The church is meant to be a place where sinners find Jesus and learn to love each other in unity on a journey toward become saints.  Unfortunately, the church remains filled with sinners who often devolve toward infighting and arrogance.  Those who grow up confused by the disparity between what is taught and what is lived out can be tempted to leave all of Christianity behind.

Although my church past is not as horrifying as Yancey’s, I still struggle to reconcile the strains of legalism and divisiveness that I was taught alongside grace and love.  Reading Soul Survivor was like taking a gulp of fresh air as I was encouraged to leave the bad behind and cling only to the good.
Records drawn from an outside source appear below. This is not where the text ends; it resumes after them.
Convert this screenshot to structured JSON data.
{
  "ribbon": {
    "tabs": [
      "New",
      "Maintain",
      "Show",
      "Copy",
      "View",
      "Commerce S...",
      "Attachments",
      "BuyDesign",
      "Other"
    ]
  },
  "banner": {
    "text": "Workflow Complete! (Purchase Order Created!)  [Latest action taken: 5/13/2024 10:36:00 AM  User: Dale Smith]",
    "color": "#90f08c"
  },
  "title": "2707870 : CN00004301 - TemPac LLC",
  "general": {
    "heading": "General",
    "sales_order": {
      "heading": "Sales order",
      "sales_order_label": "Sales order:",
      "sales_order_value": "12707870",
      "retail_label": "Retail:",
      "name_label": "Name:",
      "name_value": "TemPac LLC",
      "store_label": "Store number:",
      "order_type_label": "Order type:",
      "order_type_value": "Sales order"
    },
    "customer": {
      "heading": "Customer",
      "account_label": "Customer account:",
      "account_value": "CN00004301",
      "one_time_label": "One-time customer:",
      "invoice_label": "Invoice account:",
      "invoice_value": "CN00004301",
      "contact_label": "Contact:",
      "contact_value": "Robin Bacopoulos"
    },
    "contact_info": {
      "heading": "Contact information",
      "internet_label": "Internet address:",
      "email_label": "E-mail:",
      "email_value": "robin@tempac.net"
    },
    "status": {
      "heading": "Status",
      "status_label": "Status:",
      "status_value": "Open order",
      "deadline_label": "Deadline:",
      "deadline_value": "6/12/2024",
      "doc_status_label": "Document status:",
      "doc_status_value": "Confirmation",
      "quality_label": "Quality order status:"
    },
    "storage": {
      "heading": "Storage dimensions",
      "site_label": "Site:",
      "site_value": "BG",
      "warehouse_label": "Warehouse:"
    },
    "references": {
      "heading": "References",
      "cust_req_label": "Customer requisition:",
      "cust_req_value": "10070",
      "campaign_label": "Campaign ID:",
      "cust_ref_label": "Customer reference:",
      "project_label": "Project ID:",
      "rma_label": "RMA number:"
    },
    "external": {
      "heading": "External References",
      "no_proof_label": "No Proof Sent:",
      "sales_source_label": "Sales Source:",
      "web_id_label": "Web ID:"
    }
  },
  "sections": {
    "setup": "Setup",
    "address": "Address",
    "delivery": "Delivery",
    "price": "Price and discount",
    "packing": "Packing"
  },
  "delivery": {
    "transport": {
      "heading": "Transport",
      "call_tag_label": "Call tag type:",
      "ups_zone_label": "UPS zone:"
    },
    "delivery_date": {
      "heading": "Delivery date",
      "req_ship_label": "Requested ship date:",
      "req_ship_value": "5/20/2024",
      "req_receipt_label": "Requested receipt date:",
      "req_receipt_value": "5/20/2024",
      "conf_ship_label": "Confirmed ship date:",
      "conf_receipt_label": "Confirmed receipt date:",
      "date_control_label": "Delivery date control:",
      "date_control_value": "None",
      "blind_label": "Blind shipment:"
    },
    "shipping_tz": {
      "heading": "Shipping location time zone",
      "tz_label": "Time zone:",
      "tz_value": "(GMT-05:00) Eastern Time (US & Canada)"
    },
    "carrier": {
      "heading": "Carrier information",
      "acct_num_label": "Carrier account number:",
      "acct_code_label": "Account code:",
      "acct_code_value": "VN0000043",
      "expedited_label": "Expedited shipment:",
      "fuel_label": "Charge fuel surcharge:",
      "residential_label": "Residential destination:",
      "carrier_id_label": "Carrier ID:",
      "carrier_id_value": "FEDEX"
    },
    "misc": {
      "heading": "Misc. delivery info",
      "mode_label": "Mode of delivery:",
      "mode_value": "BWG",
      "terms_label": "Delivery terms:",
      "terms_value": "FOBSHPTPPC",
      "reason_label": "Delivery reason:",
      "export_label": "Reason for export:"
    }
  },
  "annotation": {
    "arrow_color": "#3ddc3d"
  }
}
Yancey’s spiritual growth largely came from looking outside of the church to social reform leaders and literary geniuses.  As a soft-hearted bibliophile, I was utterly won over by his thirteen spiritual directors.  Much like the men and women described in the Bible, the people who most affected Yancey are complicated people who pursued the difficult life of forgiveness and reconciliation while also committing affairs and battling depression.  They are not perfect people, but they wrestled with God.  Unwilling to accept easy answers or the status quo, the people who fill Soul Survivor‘s pages are so inspiring.  I’m so grateful to Philip Yancey for his honest recollection of his past as well as his offering of spiritual giants to learn from and emulate. 

Soul-Survivor1Book Jacket

Philip Yancey, whose explorations of faith have made him a guide for millions of readers, feels no need to defend the church.  “When someone tells me yet another horror story about the church, I respond, ‘Oh, it’s even worse than that.  Let me tell you my story.’  I have spent most of my life in recovery from the church.”
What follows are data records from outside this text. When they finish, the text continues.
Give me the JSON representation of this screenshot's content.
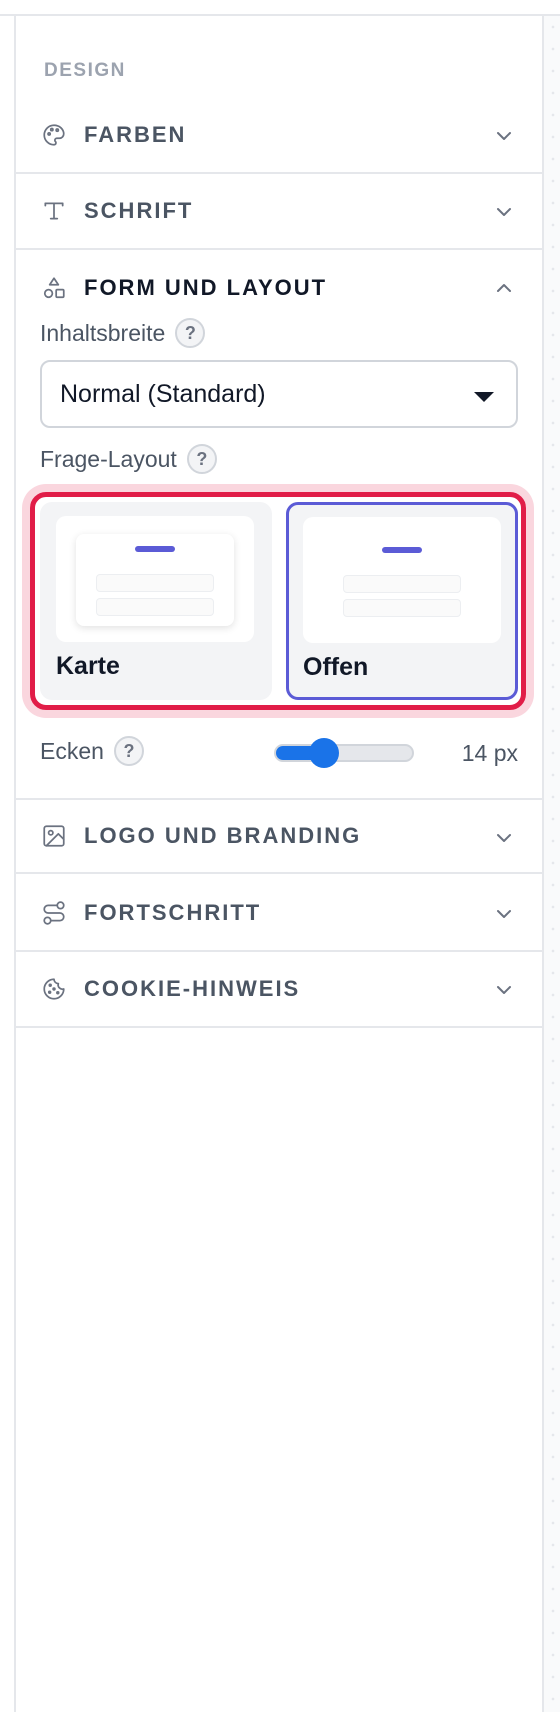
{
  "panel": {
    "heading": "DESIGN"
  },
  "sections": [
    {
      "id": "farben",
      "title": "FARBEN",
      "icon": "palette-icon",
      "expanded": false
    },
    {
      "id": "schrift",
      "title": "SCHRIFT",
      "icon": "type-icon",
      "expanded": false
    },
    {
      "id": "form",
      "title": "FORM UND LAYOUT",
      "icon": "shapes-icon",
      "expanded": true
    },
    {
      "id": "logo",
      "title": "LOGO UND BRANDING",
      "icon": "image-icon",
      "expanded": false
    },
    {
      "id": "fortschritt",
      "title": "FORTSCHRITT",
      "icon": "route-icon",
      "expanded": false
    },
    {
      "id": "cookie",
      "title": "COOKIE-HINWEIS",
      "icon": "cookie-icon",
      "expanded": false
    }
  ],
  "form_layout": {
    "content_width_label": "Inhaltsbreite",
    "content_width_value": "Normal (Standard)",
    "question_layout_label": "Frage-Layout",
    "options": [
      {
        "id": "karte",
        "label": "Karte",
        "selected": false
      },
      {
        "id": "offen",
        "label": "Offen",
        "selected": true
      }
    ],
    "corners_label": "Ecken",
    "corners_value": "14 px",
    "corners_fraction": 0.36,
    "help_glyph": "?"
  },
  "colors": {
    "accent": "#5b5bd6",
    "slider": "#1a73e8",
    "highlight": "#e11d48"
  }
}
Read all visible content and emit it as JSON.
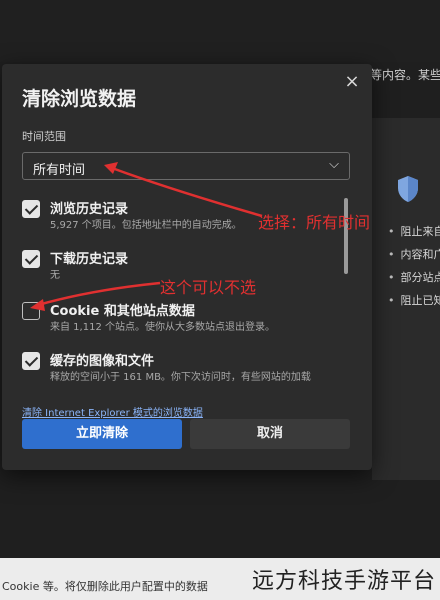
{
  "background": {
    "right_text": "等内容。某些",
    "list": [
      "阻止来自",
      "内容和广",
      "部分站点",
      "阻止已知"
    ],
    "bottom_text": "Cookie 等。将仅删除此用户配置中的数据",
    "watermark": "远方科技手游平台"
  },
  "dialog": {
    "title": "清除浏览数据",
    "close_icon": "×",
    "time_range_label": "时间范围",
    "time_range_value": "所有时间",
    "chevron": "⌵",
    "items": [
      {
        "name": "浏览历史记录",
        "desc": "5,927 个项目。包括地址栏中的自动完成。",
        "checked": true
      },
      {
        "name": "下载历史记录",
        "desc": "无",
        "checked": true
      },
      {
        "name": "Cookie 和其他站点数据",
        "desc": "来自 1,112 个站点。使你从大多数站点退出登录。",
        "checked": false
      },
      {
        "name": "缓存的图像和文件",
        "desc": "释放的空间小于 161 MB。你下次访问时，有些网站的加载",
        "checked": true
      }
    ],
    "ie_link": "清除 Internet Explorer 模式的浏览数据",
    "clear_button": "立即清除",
    "cancel_button": "取消"
  },
  "annotations": {
    "select_all_time": "选择：所有时间",
    "optional": "这个可以不选"
  },
  "colors": {
    "accent": "#2f6fce",
    "annotation": "#e03030"
  }
}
Yancey acknowledges that many spiritual seekers find few answers and little solace in the institutional church.  “I have met many people, and heard from many more, who have gone through a similar process of mining truth from their religious past:  Roman Catholics who flinch whenever they see a nun or priest, former Seventh Day Adventists who cannot drink a cup of coffee without a stab of guilt, Mennonites who worry whether wedding rings give evidence of worldliness.”

How did Yancey manage to survive spiritually despite early encounters with a racist, legalistic church that he now views as almost cultic?  In this, his most soul-searching book yet, he probes that very question.  He tells the story of his own struggle to reclaim belief, interwoven with inspiring portraits of notable people from all walks of life, whom he calls his spiritual directors.  Soul Survivor is his tribute to thirteen remarkable individuals, mentors who transformed his life and work.
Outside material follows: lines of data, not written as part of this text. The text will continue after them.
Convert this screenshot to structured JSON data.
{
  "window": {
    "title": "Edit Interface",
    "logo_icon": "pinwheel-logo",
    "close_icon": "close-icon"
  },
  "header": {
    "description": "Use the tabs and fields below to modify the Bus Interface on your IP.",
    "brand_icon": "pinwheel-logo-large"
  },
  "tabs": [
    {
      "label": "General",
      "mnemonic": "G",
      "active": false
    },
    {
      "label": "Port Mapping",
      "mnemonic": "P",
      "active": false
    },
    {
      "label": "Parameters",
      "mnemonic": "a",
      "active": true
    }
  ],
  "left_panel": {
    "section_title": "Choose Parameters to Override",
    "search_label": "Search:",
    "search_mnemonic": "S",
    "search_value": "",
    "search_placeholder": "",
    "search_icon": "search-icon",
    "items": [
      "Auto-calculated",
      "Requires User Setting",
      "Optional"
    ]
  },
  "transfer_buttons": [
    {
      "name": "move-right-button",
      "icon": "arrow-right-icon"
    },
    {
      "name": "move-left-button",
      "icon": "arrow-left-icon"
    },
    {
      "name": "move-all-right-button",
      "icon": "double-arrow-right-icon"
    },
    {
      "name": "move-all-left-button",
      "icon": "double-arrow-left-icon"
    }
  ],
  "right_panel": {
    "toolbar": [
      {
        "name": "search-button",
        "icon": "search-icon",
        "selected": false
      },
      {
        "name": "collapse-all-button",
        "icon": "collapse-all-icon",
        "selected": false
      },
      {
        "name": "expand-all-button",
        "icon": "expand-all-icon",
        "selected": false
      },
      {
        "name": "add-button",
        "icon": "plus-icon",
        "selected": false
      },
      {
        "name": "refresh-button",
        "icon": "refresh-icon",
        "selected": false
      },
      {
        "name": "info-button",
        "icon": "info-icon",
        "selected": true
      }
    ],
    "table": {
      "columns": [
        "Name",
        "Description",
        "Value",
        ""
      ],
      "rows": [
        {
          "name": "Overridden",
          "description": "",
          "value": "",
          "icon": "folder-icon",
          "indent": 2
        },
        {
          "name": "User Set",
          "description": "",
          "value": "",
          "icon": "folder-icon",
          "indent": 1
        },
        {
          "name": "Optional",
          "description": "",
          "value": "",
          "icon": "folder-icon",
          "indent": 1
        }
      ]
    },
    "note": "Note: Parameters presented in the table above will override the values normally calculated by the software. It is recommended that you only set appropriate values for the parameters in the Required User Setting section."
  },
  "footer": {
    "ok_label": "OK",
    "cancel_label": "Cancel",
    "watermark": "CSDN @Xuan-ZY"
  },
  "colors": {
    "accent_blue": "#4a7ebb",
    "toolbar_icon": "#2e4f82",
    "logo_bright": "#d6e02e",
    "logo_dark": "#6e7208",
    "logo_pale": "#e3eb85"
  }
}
Besides recalling their effect on him, Yancey also provides fresh glimpses of the lives and faith journeys of each one.  From the scatterbrained journalist G. K. Chesterton to the tortured novelists Tolstoy and Dostoevsky to contemporaries such as Martin Luther King, Jr., Annie Dillard, and Robert Coles, Yancey gives inspiring portraits of those who modeled for him a life-enhancing rather than a life-constricting faith.